Compondo a mesa diretora, além dos vereadores supracitados, estavam o Rogério Augusto Silva Pinto (secretário de Planejamento), Erisvaldo Lacerda Gusmão (secretário de Infraestrutura), Carlos Mensitieri (inspetor regional o CREA-BA) e o vereador Milton Rezende.  Nas mesas colaterais ficaram a Sr.ª Palova Marques Carvalho de Araújo (Eng. Fiscal – Departamento SX -1B da Embasa), Walesca Arantes Siqueira (gerente do escritório local da Embasa), Luciano Amorim Souza Pires (gerente da obra  – MRM Construtora LTDA.), Severino Evangelista Neto (gerente de operação de esgotamento) e Paulinele Santiago Dias Cardoso (assistente social da MRM Construtora).mr 2

O evento transcorreu acalorado pela indignação dos vereadores, populares e veículos de comunicação. Um embate franco entre as partes requisitantes e muitas evasivas por parte da MRM e Embasa.  Em seu discurso de abertura, o secretário de Infraestrutura fez questão de ler um ofício, requisitando uma fiscalização mais apurada das obras por parte da Embasa e, em tom de indignação, disse não entender o que há por trás da conivência da Embasa com os erros cometidos pela empreiteira. Os vereadores demonstraram particular preocupação com o andamento do projeto, em razão da cidade ter sido prejudicada em situações anteriores aonde empreiteiras chegam, pegam o dinheiro e deixam as obras inacabadas.

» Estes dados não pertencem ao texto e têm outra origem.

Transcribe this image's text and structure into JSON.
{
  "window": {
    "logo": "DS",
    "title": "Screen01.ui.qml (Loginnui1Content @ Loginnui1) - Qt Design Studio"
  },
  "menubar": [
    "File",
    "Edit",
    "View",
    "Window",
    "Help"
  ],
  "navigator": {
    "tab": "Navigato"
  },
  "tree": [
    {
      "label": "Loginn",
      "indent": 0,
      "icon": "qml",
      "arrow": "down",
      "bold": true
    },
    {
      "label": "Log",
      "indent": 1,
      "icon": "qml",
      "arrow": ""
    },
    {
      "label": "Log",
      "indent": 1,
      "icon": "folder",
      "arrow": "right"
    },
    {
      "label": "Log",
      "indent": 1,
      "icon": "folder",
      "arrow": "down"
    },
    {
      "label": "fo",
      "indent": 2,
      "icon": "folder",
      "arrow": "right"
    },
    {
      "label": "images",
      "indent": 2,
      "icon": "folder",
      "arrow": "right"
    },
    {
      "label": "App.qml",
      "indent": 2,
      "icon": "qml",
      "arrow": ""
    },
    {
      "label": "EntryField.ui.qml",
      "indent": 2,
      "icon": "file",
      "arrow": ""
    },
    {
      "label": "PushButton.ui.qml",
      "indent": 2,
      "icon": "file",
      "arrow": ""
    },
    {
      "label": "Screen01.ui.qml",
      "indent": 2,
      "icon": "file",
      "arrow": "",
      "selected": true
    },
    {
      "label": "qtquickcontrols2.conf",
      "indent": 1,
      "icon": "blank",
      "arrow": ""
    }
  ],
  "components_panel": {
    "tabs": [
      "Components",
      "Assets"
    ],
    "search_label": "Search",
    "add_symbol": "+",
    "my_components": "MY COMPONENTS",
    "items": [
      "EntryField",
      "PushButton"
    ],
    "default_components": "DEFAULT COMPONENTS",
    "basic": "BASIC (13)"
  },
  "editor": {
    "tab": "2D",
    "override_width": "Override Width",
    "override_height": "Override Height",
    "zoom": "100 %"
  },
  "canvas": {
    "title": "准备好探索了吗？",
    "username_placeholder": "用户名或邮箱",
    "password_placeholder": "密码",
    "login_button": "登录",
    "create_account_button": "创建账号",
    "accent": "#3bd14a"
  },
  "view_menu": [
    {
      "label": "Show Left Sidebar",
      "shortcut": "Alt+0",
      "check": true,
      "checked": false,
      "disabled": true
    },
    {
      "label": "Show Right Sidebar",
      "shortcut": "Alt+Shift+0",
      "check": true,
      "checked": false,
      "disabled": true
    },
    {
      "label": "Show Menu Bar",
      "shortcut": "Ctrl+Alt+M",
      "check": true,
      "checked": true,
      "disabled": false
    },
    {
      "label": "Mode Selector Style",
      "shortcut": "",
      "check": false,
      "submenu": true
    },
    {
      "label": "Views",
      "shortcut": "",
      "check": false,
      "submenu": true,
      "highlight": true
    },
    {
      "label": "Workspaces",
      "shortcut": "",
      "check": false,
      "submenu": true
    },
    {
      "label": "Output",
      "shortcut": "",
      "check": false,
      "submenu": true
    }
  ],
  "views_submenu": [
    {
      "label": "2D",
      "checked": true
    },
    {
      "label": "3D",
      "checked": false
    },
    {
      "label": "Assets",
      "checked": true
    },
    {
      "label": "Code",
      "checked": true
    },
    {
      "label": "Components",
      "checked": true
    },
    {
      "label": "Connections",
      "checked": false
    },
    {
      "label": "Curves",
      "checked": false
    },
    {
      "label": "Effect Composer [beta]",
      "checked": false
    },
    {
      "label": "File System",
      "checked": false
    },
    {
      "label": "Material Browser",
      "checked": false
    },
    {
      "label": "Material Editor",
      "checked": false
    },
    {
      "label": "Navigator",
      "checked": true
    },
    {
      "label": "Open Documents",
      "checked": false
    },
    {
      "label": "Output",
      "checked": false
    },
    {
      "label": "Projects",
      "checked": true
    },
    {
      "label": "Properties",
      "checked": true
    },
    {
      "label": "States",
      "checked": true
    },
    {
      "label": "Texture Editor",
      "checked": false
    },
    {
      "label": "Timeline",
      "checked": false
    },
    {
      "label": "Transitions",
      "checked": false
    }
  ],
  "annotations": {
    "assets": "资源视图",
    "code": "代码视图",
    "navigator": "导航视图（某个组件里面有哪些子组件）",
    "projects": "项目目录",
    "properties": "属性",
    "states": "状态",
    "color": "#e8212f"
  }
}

Apesar dos depoimentos contundentes evidenciando que todas as obras foram mal executadas e trouxeram transtorno para os cidadãos, os representantes da empreiteira usaram como argumento o fato de que em obras de grande porte é comum que ocorram alguns problemas. Em tom complacente, colocaram parte da culpa pelos transtornos nas frequentes chuvas que ocorrem tem Teixeira de Freitas.DSC02919

Os vereadores, no uso de suas atribuições e o secretário de Infraestrutura solicitaram – em no máximo 10 dias – cópias das medições referentes aos serviços concluídos de Esgotamento Sanitário do Consórcio com a MRM; cópias dos anexos que compõem o contrato 138/2011, incluindo Memorial Descritivo dos procedimentos e especificações técnicas; alterações de metafísica; planilhas e cronogramas fisiofinanceiros da obra. Também ficou acertado na reunião que a empresa terá o prazo de 30 dias para reparar os danos, caso contrário, as obras serão paralisadas no 31º dia.